Output_2_Excel


In [1]:
import pandas as pd
#import openpyxl

In [2]:
df = pd.read_excel('../data/sampledfinput.xlsx', sheet_name='sampledata')
df2 = df

template_file = '../data/sampOutput.xlsx'


In [3]:
output_dict1 = {'var_name': df,
               'tab': 'first_page',
               'start_row': 7,
               'start_col': 1,
               'header': False,
               'index': False}

output_dict2 = {'var_name': df2,
               'tab': 'second_page',
               'start_row': 7,
               'start_col': 1,
               'header': True,
               'index': True}

output_dict = {'data_1': output_dict1,
              'data_2': output_dict2}


In [4]:
def multiple_dfs_to_xl(output_dict, template_file, header=False):
    '''
    Inputs
        output_dict - a dictionary comprised of dictionaries. The keys of the outter-most dictionary are the 
        
        The inner dictionaries are comprised of the following keys
        
            df - the dataframe that will be sent to excel
            template_file - the path and filename of the excel workbook template the dataframes will be written to
            output_tab - the tab in the output file to send the data to.
            start_row - the first row where the data will appear. NOTE: Python treats cell A1 as row zero.
            start_column - the first column where the data will appear. NOTE: Python treats cell A1 as row zero.
            header - if the header is True, it will send in the column names of the dataframe. 
                If header is false, no column names will be sent to the excel file.
                If header contains a list of strings, the list of strings will be an alias to the column names
            index - boolean variable that determines whether the index of the dataframe will be sent to excel.
    
    This function copies, renames (with a timestamp into the same directory) and opens the renamed copy of the workbook 
    template_file.   Then it reads in all of the sheets of the opened workbook and sends multiple
    dataframes to multiple tabs at specific locations on the the excel sheet. The location is determined by the start_row and
    start_column contained in the dictionaries.
        
    Python Modules to be imported for this to work
        pandas
        openpyxl
        '''
    import openpyxl
    import datetime
    import shutil
    
    # create a datestamp 
    x = datetime.datetime.now().strftime('%d''%b''%y''%H''%M''%S')
    
    #parse string with template name and concatenate with above timestamp
    prefix_index = template_file.rfind('/')+1
    prefix = template_file[:prefix_index]
    suffix_index = template_file.rfind('.')
    suffix = template_file[suffix_index:]
    fylename = template_file[prefix_index:suffix_index] + x
    new_copied_file_name = prefix + fylename + suffix
    
    #copy template and save with new concatenated name
    output_file = shutil.copy(template_file, new_copied_file_name) 
         
    #open workbook to write to, discover tabs in workbook
    book = openpyxl.load_workbook(output_file)
    writer = pd.ExcelWriter(output_file, engine = 'openpyxl')
    writer.book = book
    writer.sheets = dict((ws.title, ws) for ws in book.worksheets)

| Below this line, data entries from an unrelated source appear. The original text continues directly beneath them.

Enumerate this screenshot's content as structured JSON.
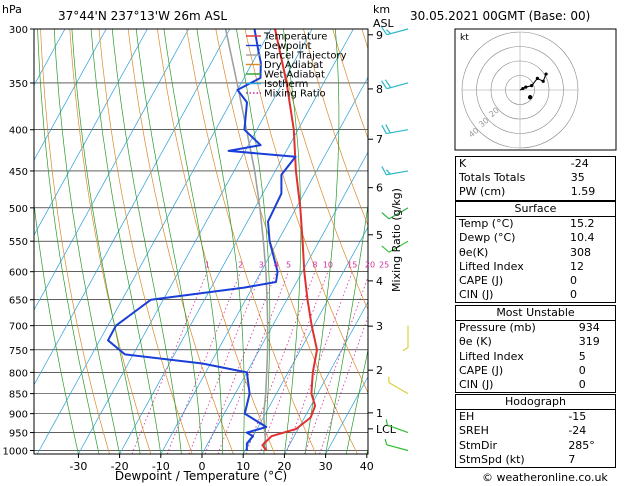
{
  "header": {
    "hpa_label": "hPa",
    "location": "37°44'N  237°13'W  26m  ASL",
    "km_label": "km",
    "asl_label": "ASL",
    "datetime": "30.05.2021  00GMT  (Base: 00)"
  },
  "colors": {
    "temperature": "#e03030",
    "dewpoint": "#1a3fd8",
    "parcel": "#a0a0a0",
    "dry_adiabat": "#d98a2a",
    "wet_adiabat": "#2a9a2a",
    "isotherm": "#2aa0d8",
    "mixing_ratio": "#d030a0"
  },
  "legend": [
    {
      "label": "Temperature",
      "color": "#e03030",
      "style": "solid"
    },
    {
      "label": "Dewpoint",
      "color": "#1a3fd8",
      "style": "solid"
    },
    {
      "label": "Parcel Trajectory",
      "color": "#a0a0a0",
      "style": "solid"
    },
    {
      "label": "Dry Adiabat",
      "color": "#d98a2a",
      "style": "solid"
    },
    {
      "label": "Wet Adiabat",
      "color": "#2a9a2a",
      "style": "solid"
    },
    {
      "label": "Isotherm",
      "color": "#2aa0d8",
      "style": "solid"
    },
    {
      "label": "Mixing Ratio",
      "color": "#d030a0",
      "style": "dotted"
    }
  ],
  "chart_data": {
    "type": "skew-t",
    "xlabel": "Dewpoint / Temperature (°C)",
    "ylabel": "hPa",
    "right_axis_label": "Mixing Ratio (g/kg)",
    "pressure_ticks": [
      300,
      350,
      400,
      450,
      500,
      550,
      600,
      650,
      700,
      750,
      800,
      850,
      900,
      950,
      1000
    ],
    "temp_ticks": [
      -30,
      -20,
      -10,
      0,
      10,
      20,
      30,
      40
    ],
    "xlim": [
      -40,
      40
    ],
    "ylim_hpa": [
      1010,
      300
    ],
    "km_ticks": [
      {
        "label": "9",
        "p": 305
      },
      {
        "label": "8",
        "p": 356
      },
      {
        "label": "7",
        "p": 411
      },
      {
        "label": "6",
        "p": 472
      },
      {
        "label": "5",
        "p": 540
      },
      {
        "label": "4",
        "p": 616
      },
      {
        "label": "3",
        "p": 701
      },
      {
        "label": "2",
        "p": 795
      },
      {
        "label": "1",
        "p": 898
      },
      {
        "label": "LCL",
        "p": 940
      }
    ],
    "mixing_ratio_labels": [
      "1",
      "2",
      "3",
      "4",
      "5",
      "8",
      "10",
      "15",
      "20",
      "25"
    ],
    "mixing_ratio_values": [
      1,
      2,
      3,
      4,
      5,
      8,
      10,
      15,
      20,
      25
    ],
    "temperature": [
      {
        "p": 1000,
        "t": 15.2
      },
      {
        "p": 985,
        "t": 13.5
      },
      {
        "p": 960,
        "t": 14.5
      },
      {
        "p": 940,
        "t": 19.5
      },
      {
        "p": 910,
        "t": 21.5
      },
      {
        "p": 880,
        "t": 21.0
      },
      {
        "p": 850,
        "t": 18.5
      },
      {
        "p": 800,
        "t": 16.0
      },
      {
        "p": 750,
        "t": 14.0
      },
      {
        "p": 700,
        "t": 9.5
      },
      {
        "p": 650,
        "t": 5.0
      },
      {
        "p": 600,
        "t": 0.5
      },
      {
        "p": 550,
        "t": -4.0
      },
      {
        "p": 500,
        "t": -9.0
      },
      {
        "p": 450,
        "t": -15.0
      },
      {
        "p": 400,
        "t": -21.0
      },
      {
        "p": 350,
        "t": -29.0
      },
      {
        "p": 300,
        "t": -39.0
      }
    ],
    "dewpoint": [
      {
        "p": 1000,
        "t": 10.4
      },
      {
        "p": 980,
        "t": 9.5
      },
      {
        "p": 960,
        "t": 10.0
      },
      {
        "p": 950,
        "t": 8.0
      },
      {
        "p": 935,
        "t": 12.0
      },
      {
        "p": 915,
        "t": 8.0
      },
      {
        "p": 900,
        "t": 5.0
      },
      {
        "p": 850,
        "t": 3.5
      },
      {
        "p": 800,
        "t": 0.0
      },
      {
        "p": 780,
        "t": -12.0
      },
      {
        "p": 760,
        "t": -32.0
      },
      {
        "p": 730,
        "t": -38.0
      },
      {
        "p": 700,
        "t": -38.0
      },
      {
        "p": 650,
        "t": -33.0
      },
      {
        "p": 628,
        "t": -12.0
      },
      {
        "p": 618,
        "t": -5.0
      },
      {
        "p": 600,
        "t": -6.0
      },
      {
        "p": 550,
        "t": -12.0
      },
      {
        "p": 520,
        "t": -15.0
      },
      {
        "p": 480,
        "t": -15.5
      },
      {
        "p": 455,
        "t": -18.0
      },
      {
        "p": 432,
        "t": -17.0
      },
      {
        "p": 425,
        "t": -34.0
      },
      {
        "p": 418,
        "t": -27.0
      },
      {
        "p": 400,
        "t": -33.0
      },
      {
        "p": 370,
        "t": -36.0
      },
      {
        "p": 357,
        "t": -40.0
      },
      {
        "p": 345,
        "t": -36.0
      },
      {
        "p": 330,
        "t": -38.0
      },
      {
        "p": 320,
        "t": -40.0
      },
      {
        "p": 300,
        "t": -44.0
      }
    ],
    "parcel": [
      {
        "p": 1000,
        "t": 15.2
      },
      {
        "p": 940,
        "t": 11.8
      },
      {
        "p": 900,
        "t": 9.6
      },
      {
        "p": 850,
        "t": 7.4
      },
      {
        "p": 800,
        "t": 4.8
      },
      {
        "p": 750,
        "t": 2.0
      },
      {
        "p": 700,
        "t": -1.2
      },
      {
        "p": 650,
        "t": -4.8
      },
      {
        "p": 600,
        "t": -8.8
      },
      {
        "p": 550,
        "t": -13.5
      },
      {
        "p": 500,
        "t": -18.8
      },
      {
        "p": 450,
        "t": -25.0
      },
      {
        "p": 400,
        "t": -32.5
      },
      {
        "p": 350,
        "t": -41.0
      },
      {
        "p": 300,
        "t": -51.0
      }
    ],
    "wind_barbs": [
      {
        "p": 300,
        "dir": 255,
        "kt": 15
      },
      {
        "p": 350,
        "dir": 255,
        "kt": 20
      },
      {
        "p": 400,
        "dir": 260,
        "kt": 20
      },
      {
        "p": 450,
        "dir": 260,
        "kt": 15
      },
      {
        "p": 500,
        "dir": 240,
        "kt": 10
      },
      {
        "p": 550,
        "dir": 240,
        "kt": 10
      },
      {
        "p": 700,
        "dir": 180,
        "kt": 5
      },
      {
        "p": 850,
        "dir": 300,
        "kt": 5
      },
      {
        "p": 950,
        "dir": 290,
        "kt": 5
      },
      {
        "p": 1000,
        "dir": 285,
        "kt": 5
      }
    ]
  },
  "hodograph": {
    "label": "kt",
    "ring_labels": [
      "40",
      "30",
      "20"
    ],
    "points": [
      {
        "u": 0,
        "v": 0
      },
      {
        "u": 2,
        "v": 1
      },
      {
        "u": 4,
        "v": 2
      },
      {
        "u": 8,
        "v": 3
      },
      {
        "u": 12,
        "v": 8
      },
      {
        "u": 16,
        "v": 6
      },
      {
        "u": 18,
        "v": 11
      }
    ],
    "storm_motion": {
      "u": 7,
      "v": -5
    }
  },
  "indices": [
    {
      "key": "K",
      "value": "-24"
    },
    {
      "key": "Totals Totals",
      "value": "35"
    },
    {
      "key": "PW (cm)",
      "value": "1.59"
    }
  ],
  "surface": {
    "title": "Surface",
    "rows": [
      {
        "key": "Temp (°C)",
        "value": "15.2"
      },
      {
        "key": "Dewp (°C)",
        "value": "10.4"
      },
      {
        "key": "θe(K)",
        "value": "308"
      },
      {
        "key": "Lifted Index",
        "value": "12"
      },
      {
        "key": "CAPE (J)",
        "value": "0"
      },
      {
        "key": "CIN (J)",
        "value": "0"
      }
    ]
  },
  "unstable": {
    "title": "Most Unstable",
    "rows": [
      {
        "key": "Pressure (mb)",
        "value": "934"
      },
      {
        "key": "θe (K)",
        "value": "319"
      },
      {
        "key": "Lifted Index",
        "value": "5"
      },
      {
        "key": "CAPE (J)",
        "value": "0"
      },
      {
        "key": "CIN (J)",
        "value": "0"
      }
    ]
  },
  "hodo_table": {
    "title": "Hodograph",
    "rows": [
      {
        "key": "EH",
        "value": "-15"
      },
      {
        "key": "SREH",
        "value": "-24"
      },
      {
        "key": "StmDir",
        "value": "285°"
      },
      {
        "key": "StmSpd (kt)",
        "value": "7"
      }
    ]
  },
  "footer": {
    "copyright": "© weatheronline.co.uk"
  }
}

    #iterate through dictionary and output dataframes to worksheets
    for key in output_dict.keys():

        output_dict[key]['var_name'].to_excel(writer, 
                                              sheet_name = output_dict[key]['tab'], 
                                              startrow = output_dict[key]['start_row'], 
                                              startcol = output_dict[key]['start_col'], 
                                              header = output_dict[key]['header'], 
                                              index=False)

    writer.save()
    writer.close()
    print('DataFrame is written successfully to Excel File.')
    return None

In [5]:
template_file = template_file
multiple_dfs_to_xl(output_dict, template_file)

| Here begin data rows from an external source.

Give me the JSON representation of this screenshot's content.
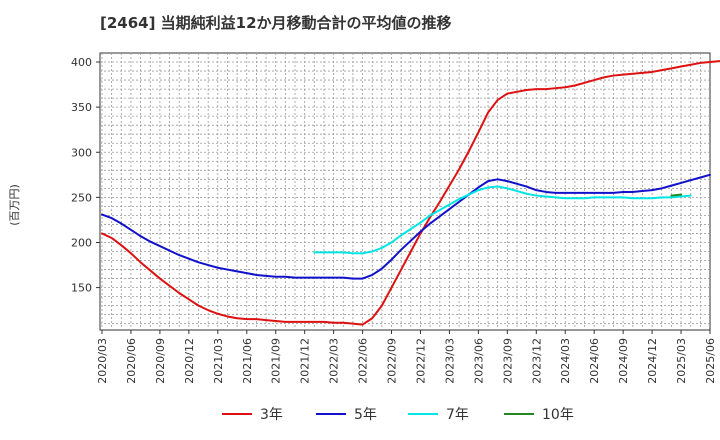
{
  "chart_data": {
    "type": "line",
    "title": "[2464]  当期純利益12か月移動合計の平均値の推移",
    "ylabel": "(百万円)",
    "xlabel": "",
    "ylim": [
      103,
      410
    ],
    "yticks": [
      150,
      200,
      250,
      300,
      350,
      400
    ],
    "x_tick_labels": [
      "2020/03",
      "2020/06",
      "2020/09",
      "2020/12",
      "2021/03",
      "2021/06",
      "2021/09",
      "2021/12",
      "2022/03",
      "2022/06",
      "2022/09",
      "2022/12",
      "2023/03",
      "2023/06",
      "2023/09",
      "2023/12",
      "2024/03",
      "2024/06",
      "2024/09",
      "2024/12",
      "2025/03",
      "2025/06"
    ],
    "grid": true,
    "legend_position": "bottom",
    "series": [
      {
        "name": "3年",
        "color": "#dd1111",
        "start": "2020/03",
        "values": [
          210,
          205,
          197,
          188,
          178,
          169,
          160,
          152,
          144,
          137,
          130,
          125,
          121,
          118,
          116,
          115,
          115,
          114,
          113,
          112,
          112,
          112,
          112,
          112,
          111,
          111,
          110,
          109,
          116,
          130,
          150,
          170,
          190,
          210,
          228,
          245,
          263,
          281,
          301,
          322,
          344,
          358,
          365,
          367,
          369,
          370,
          370,
          371,
          372,
          374,
          377,
          380,
          383,
          385,
          386,
          387,
          388,
          389,
          391,
          393,
          395,
          397,
          399,
          400,
          401,
          401
        ]
      },
      {
        "name": "5年",
        "color": "#1111cc",
        "start": "2020/03",
        "values": [
          231,
          227,
          221,
          214,
          207,
          201,
          196,
          191,
          186,
          182,
          178,
          175,
          172,
          170,
          168,
          166,
          164,
          163,
          162,
          162,
          161,
          161,
          161,
          161,
          161,
          161,
          160,
          160,
          164,
          171,
          181,
          192,
          202,
          212,
          221,
          229,
          237,
          245,
          253,
          261,
          268,
          270,
          268,
          265,
          262,
          258,
          256,
          255,
          255,
          255,
          255,
          255,
          255,
          255,
          256,
          256,
          257,
          258,
          260,
          263,
          266,
          269,
          272,
          275
        ]
      },
      {
        "name": "7年",
        "color": "#00e5e5",
        "start": "2022/01",
        "values": [
          189,
          189,
          189,
          189,
          188,
          188,
          190,
          194,
          200,
          208,
          215,
          222,
          230,
          236,
          242,
          248,
          253,
          258,
          261,
          262,
          260,
          257,
          254,
          252,
          251,
          250,
          249,
          249,
          249,
          250,
          250,
          250,
          250,
          249,
          249,
          249,
          250,
          250,
          251,
          252
        ]
      },
      {
        "name": "10年",
        "color": "#228822",
        "start": "2025/02",
        "values": [
          252,
          253
        ]
      }
    ]
  }
}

DataFrame is written successfully to Excel File.


In [None]:

def df_to_xl(df, output_file, output_tab, start_row=0, start_column=0, header=False):
    '''
    Inputs
        df - the dataframe that will be sent to excel
        output_file - the path and filename of the output file
        output_tab - the tab in the output file to send the data to.
        start_row - the first row where the data will appear. NOTE: Python treats cell A1 as row zero.
        start_column - the first column where the data will appear. NOTE: Python treats cell A1 as row zero.
        header - if the header is True, it will send in the column names of the dataframe. 
                If header is false, no column names will be sent to the excel file.
                If header contains a list of strings, the list of strings will be an alias to the column names
    
    This function opens the workbook output_file, reads in all of the sheets to that file and sends
    the dataframe df to a location on the output_tab sheet. The location is determined by the start_row and
    start_column sent to the function.
        
    Python Modules to be imported for this to work
        pandas
        openpyxl
    '''
    
    book = openpyxl.load_workbook(output_file)

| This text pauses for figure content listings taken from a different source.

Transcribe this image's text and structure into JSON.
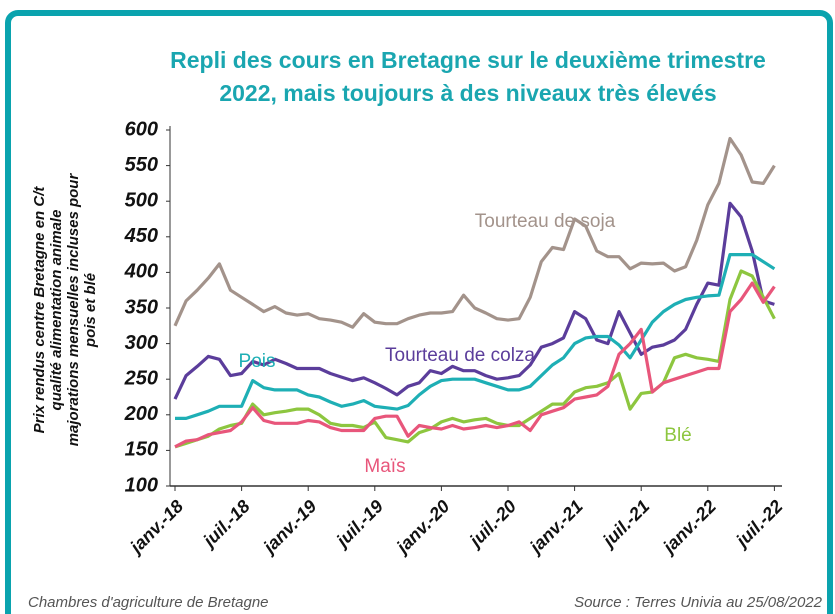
{
  "chart_data": {
    "type": "line",
    "title": [
      "Repli des cours en Bretagne sur le deuxième trimestre",
      "2022, mais toujours à des niveaux très élevés"
    ],
    "ylabel": [
      "Prix rendus centre Bretagne en C/t",
      "qualité alimentation animale",
      "majorations mensuelles incluses pour",
      "pois et blé"
    ],
    "footer_left": "Chambres d'agriculture de Bretagne",
    "footer_right": "Source : Terres Univia au 25/08/2022",
    "categories": [
      "janv.-18",
      null,
      null,
      null,
      null,
      null,
      "juil.-18",
      null,
      null,
      null,
      null,
      null,
      "janv.-19",
      null,
      null,
      null,
      null,
      null,
      "juil.-19",
      null,
      null,
      null,
      null,
      null,
      "janv.-20",
      null,
      null,
      null,
      null,
      null,
      "juil.-20",
      null,
      null,
      null,
      null,
      null,
      "janv.-21",
      null,
      null,
      null,
      null,
      null,
      "juil.-21",
      null,
      null,
      null,
      null,
      null,
      "janv.-22",
      null,
      null,
      null,
      null,
      null,
      "juil.-22"
    ],
    "ylim": [
      100,
      600
    ],
    "yticks": [
      100,
      150,
      200,
      250,
      300,
      350,
      400,
      450,
      500,
      550,
      600
    ],
    "grid": false,
    "series": [
      {
        "name": "Tourteau de soja",
        "color": "#a3938b",
        "values": [
          325,
          360,
          375,
          392,
          412,
          375,
          365,
          355,
          345,
          352,
          343,
          340,
          342,
          335,
          333,
          330,
          323,
          342,
          330,
          328,
          328,
          335,
          340,
          343,
          343,
          345,
          368,
          350,
          343,
          335,
          333,
          335,
          365,
          415,
          435,
          432,
          475,
          465,
          430,
          422,
          422,
          405,
          413,
          412,
          413,
          402,
          408,
          445,
          495,
          525,
          588,
          565,
          527,
          525,
          550
        ]
      },
      {
        "name": "Tourteau de colza",
        "color": "#5b3d9b",
        "values": [
          222,
          255,
          268,
          282,
          278,
          255,
          258,
          275,
          270,
          278,
          272,
          265,
          265,
          265,
          258,
          253,
          248,
          252,
          245,
          237,
          228,
          240,
          245,
          262,
          258,
          268,
          262,
          262,
          255,
          250,
          252,
          255,
          270,
          295,
          300,
          308,
          345,
          335,
          305,
          300,
          345,
          315,
          285,
          295,
          298,
          305,
          320,
          355,
          385,
          382,
          497,
          478,
          430,
          360,
          355
        ]
      },
      {
        "name": "Pois",
        "color": "#1eafb5",
        "values": [
          195,
          195,
          200,
          205,
          212,
          212,
          212,
          248,
          238,
          235,
          235,
          235,
          228,
          225,
          218,
          212,
          215,
          220,
          212,
          210,
          208,
          213,
          228,
          240,
          248,
          250,
          250,
          250,
          245,
          240,
          235,
          235,
          240,
          255,
          270,
          280,
          300,
          308,
          310,
          310,
          298,
          280,
          305,
          330,
          345,
          355,
          362,
          365,
          367,
          368,
          425,
          425,
          425,
          415,
          405
        ]
      },
      {
        "name": "Blé",
        "color": "#8dc63f",
        "values": [
          155,
          160,
          165,
          170,
          180,
          185,
          188,
          215,
          200,
          203,
          205,
          208,
          208,
          200,
          188,
          185,
          185,
          182,
          190,
          168,
          165,
          162,
          175,
          180,
          190,
          195,
          190,
          193,
          195,
          188,
          185,
          185,
          195,
          205,
          215,
          215,
          232,
          238,
          240,
          245,
          258,
          208,
          230,
          232,
          245,
          280,
          285,
          280,
          278,
          275,
          362,
          402,
          395,
          365,
          335
        ]
      },
      {
        "name": "Maïs",
        "color": "#e8567b",
        "values": [
          155,
          163,
          165,
          172,
          175,
          178,
          190,
          210,
          192,
          188,
          188,
          188,
          192,
          190,
          182,
          178,
          178,
          178,
          195,
          198,
          198,
          170,
          185,
          182,
          180,
          185,
          180,
          182,
          185,
          182,
          185,
          190,
          178,
          200,
          205,
          210,
          222,
          225,
          228,
          240,
          285,
          300,
          320,
          232,
          245,
          250,
          255,
          260,
          265,
          265,
          345,
          362,
          385,
          358,
          380
        ]
      }
    ]
  }
}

    writer = pd.ExcelWriter(output_file, engine = 'openpyxl')
    writer.book = book
    writer.sheets = dict((ws.title, ws) for ws in book.worksheets)

    df.to_excel(writer, 
                sheet_name=output_tab, 
                startrow = start_row, 
                startcol = start_col, 
                header = header, 
                index=False)

    writer.save()

    writer.close()

    print('DataFrame is written successfully to Excel File.')
    
    return None


In [None]:
#df_to_xl(df, path, output_tab, start_row, start_col)